The continuing occurrence of destructive earthquakes in Afghanistan and surrounding regions provides an urgency in designing and implementing strategies to reduce vulnerabilities to earthquake hazards. Large cities and urban centers are expanding rapidly, with past settlements of traditional adobe replaced by high-rise blocks. Kabul, for instance, occupies a narrow north-south elongated basin that is bounded by faults. It is an ancient city, with recorded large earthquakes in 1505 and 1891, yet its population and urban infrastructure has grown from 500,000 to 3 million over past decades. Quetta — farther south along the Chaman Fault system in Pakistan — suffered a large magnitude-7.7 earthquake in 1935. Historical records also document damaging earthquakes elsewhere in Afghanistan, including Herat, Mazar-e-Sharif and Kandahar.

There is no quick and simple way to build resilience in regions such as those damaged in the June earthquake, and effective efforts toward the reduction of risk for future populations likely involve a wide range of disciplines working together. Geological, geophysical and historical analyses are all required to develop archives of past events, identify active faults and ensure that urban expansion and infrastructure development are based on the best available knowledge.

Engineering has an important role through the design of simple strategies for building with traditional materials and designs. But the success of any program ultimately rests on the ability to convince populations that there are ways of mitigating severe damage and loss by understanding hazards and by improving construction methods, which in turn only fully work if there are policy frameworks in place for their enforcement, with financial support in place.

Over the last few decades, Iranian scientists have worked to convince the government of the increased risk from earthquakes as cities grow. Collaboration between Iranian scientists and policymakers has now led to development of building codes that are revised every five years to improve building resilience. The latest update is expected to be released in 2023 and will incorporate updated knowledge of earthquake sources and active faults.

Within cities, it is the responsibility of builders to follow such codes. In rural areas, the situation is different, as building a resistant structure requires legislation as well as financial support. In rural parts of Iran, this support can come from long-term grants and loans from the government, which are conditional on builders following design standards and the guided plan of the village. Many villages with vulnerable adobe buildings still exist; however, these efforts will gradually improve the situation.

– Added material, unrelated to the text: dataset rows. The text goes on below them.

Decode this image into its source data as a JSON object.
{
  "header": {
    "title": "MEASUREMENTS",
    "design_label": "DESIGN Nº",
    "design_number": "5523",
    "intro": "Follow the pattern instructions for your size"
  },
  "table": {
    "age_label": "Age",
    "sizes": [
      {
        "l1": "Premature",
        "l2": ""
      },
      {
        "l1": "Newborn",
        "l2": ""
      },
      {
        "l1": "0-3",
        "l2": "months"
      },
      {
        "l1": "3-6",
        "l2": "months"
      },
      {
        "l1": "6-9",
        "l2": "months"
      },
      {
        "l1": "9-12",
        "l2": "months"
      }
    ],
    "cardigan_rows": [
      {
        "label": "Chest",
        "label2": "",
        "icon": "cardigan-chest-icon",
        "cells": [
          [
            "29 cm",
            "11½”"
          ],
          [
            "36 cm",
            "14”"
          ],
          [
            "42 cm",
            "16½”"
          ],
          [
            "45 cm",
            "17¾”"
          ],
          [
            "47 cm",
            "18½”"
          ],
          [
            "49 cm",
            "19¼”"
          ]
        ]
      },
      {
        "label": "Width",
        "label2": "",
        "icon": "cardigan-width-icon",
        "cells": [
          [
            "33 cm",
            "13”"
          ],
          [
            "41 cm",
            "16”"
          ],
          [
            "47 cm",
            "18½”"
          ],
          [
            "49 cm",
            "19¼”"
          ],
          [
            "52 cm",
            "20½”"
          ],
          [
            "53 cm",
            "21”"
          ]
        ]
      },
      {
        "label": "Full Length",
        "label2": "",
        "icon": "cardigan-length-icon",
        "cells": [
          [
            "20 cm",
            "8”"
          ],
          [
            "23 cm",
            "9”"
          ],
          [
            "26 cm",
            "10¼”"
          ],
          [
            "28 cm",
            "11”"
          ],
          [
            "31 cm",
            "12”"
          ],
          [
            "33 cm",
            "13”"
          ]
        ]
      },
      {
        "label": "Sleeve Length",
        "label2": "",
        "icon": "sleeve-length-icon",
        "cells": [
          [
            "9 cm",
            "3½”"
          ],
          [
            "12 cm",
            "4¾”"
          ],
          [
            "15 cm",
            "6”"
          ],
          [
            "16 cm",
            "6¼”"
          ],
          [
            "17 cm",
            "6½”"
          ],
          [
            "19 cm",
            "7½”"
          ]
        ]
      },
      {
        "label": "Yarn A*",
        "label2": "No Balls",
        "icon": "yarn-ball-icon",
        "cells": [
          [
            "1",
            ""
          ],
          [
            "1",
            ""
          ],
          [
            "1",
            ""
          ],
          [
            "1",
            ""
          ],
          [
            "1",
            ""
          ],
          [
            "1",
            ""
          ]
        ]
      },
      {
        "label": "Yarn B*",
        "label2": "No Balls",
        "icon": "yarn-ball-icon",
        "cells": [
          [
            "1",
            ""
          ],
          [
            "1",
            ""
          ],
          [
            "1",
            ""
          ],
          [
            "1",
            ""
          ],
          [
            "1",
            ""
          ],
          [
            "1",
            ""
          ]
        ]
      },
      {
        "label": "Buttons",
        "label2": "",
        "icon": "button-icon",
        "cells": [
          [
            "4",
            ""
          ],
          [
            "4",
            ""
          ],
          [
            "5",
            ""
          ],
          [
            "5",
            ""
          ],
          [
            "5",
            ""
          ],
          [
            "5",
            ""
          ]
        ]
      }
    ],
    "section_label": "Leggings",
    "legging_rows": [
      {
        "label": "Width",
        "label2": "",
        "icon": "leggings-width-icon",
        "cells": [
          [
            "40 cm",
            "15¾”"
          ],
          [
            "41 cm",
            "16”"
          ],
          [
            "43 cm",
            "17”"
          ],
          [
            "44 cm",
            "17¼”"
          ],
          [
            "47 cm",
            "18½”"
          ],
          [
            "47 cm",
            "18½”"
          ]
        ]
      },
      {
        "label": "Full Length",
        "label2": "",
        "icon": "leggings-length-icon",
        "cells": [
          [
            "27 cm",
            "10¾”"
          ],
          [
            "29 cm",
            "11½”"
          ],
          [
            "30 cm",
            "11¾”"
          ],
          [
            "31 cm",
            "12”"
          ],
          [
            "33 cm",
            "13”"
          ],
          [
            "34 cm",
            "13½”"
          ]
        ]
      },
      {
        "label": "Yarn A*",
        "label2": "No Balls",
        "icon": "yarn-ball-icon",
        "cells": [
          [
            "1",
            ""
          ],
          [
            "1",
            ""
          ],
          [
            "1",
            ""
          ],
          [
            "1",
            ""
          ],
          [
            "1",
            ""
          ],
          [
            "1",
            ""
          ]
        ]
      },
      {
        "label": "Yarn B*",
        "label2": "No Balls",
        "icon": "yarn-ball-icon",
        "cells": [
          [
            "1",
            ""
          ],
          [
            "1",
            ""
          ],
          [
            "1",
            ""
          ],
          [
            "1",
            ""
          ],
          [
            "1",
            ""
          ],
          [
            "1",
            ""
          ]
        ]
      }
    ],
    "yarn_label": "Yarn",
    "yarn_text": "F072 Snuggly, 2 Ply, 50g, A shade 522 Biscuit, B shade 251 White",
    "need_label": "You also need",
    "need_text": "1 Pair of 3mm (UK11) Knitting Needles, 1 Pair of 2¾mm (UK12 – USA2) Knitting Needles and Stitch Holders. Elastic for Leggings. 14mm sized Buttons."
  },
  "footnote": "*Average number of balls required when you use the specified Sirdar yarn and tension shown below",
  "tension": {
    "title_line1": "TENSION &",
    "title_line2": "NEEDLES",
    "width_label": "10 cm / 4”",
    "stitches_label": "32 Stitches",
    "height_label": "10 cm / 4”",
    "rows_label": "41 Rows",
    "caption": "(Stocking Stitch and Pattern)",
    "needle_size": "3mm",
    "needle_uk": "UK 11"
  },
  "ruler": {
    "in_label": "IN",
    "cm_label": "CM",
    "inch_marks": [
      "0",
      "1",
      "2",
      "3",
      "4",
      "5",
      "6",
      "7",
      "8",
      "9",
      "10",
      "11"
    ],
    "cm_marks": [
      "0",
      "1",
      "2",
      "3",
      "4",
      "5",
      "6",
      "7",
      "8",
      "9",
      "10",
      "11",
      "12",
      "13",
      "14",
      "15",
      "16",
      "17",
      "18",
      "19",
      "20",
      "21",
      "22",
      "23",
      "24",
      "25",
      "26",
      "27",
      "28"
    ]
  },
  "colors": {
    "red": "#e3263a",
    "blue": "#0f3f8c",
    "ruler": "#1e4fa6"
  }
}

In Afghanistan, earthquake-resistant construction design guidelines were replaced with a formal building code in 2012. As in Iran, the building of resistant structures requires not only a code, but also effective enforcement and financial support. Much of the progress in Iran has occurred immediately after recent earthquake disasters, before governmental priorities shift to other concerns. We hope that if some good can come from the recent Afghanistan earthquake it is in effecting a long-term increase in resilience.
 

Acknowledgement

In writing this article we are particularly indebted to the work and ideas of Nicolas Ambraseys (1929-2012), Manuel Berberian, and James Jackson.
 

Further Reading

For those wishing to learn more about the earthquake hazards of the Asian interior, we recommend “A history of Persian Earthquakes” (Cambridge University Press) and “Earthquakes in Afghanistan” (Seismological Research Letters, 74, 2003) by Ambraseys and co-authors. We also recommend works by Berberian and Yeats, including “Tehran: an earthquake time bomb” (in GSA Special Paper 525), and the papers “Fatal attraction: living with earthquakes, the growth of villages into megacities, and earthquake vulnerability in the modern world” by James Jackson (10.1098/rsta.2006.1805) and “Uncharted seismic risk” by Philip England and James Jackson (10.1038/ngeo1168).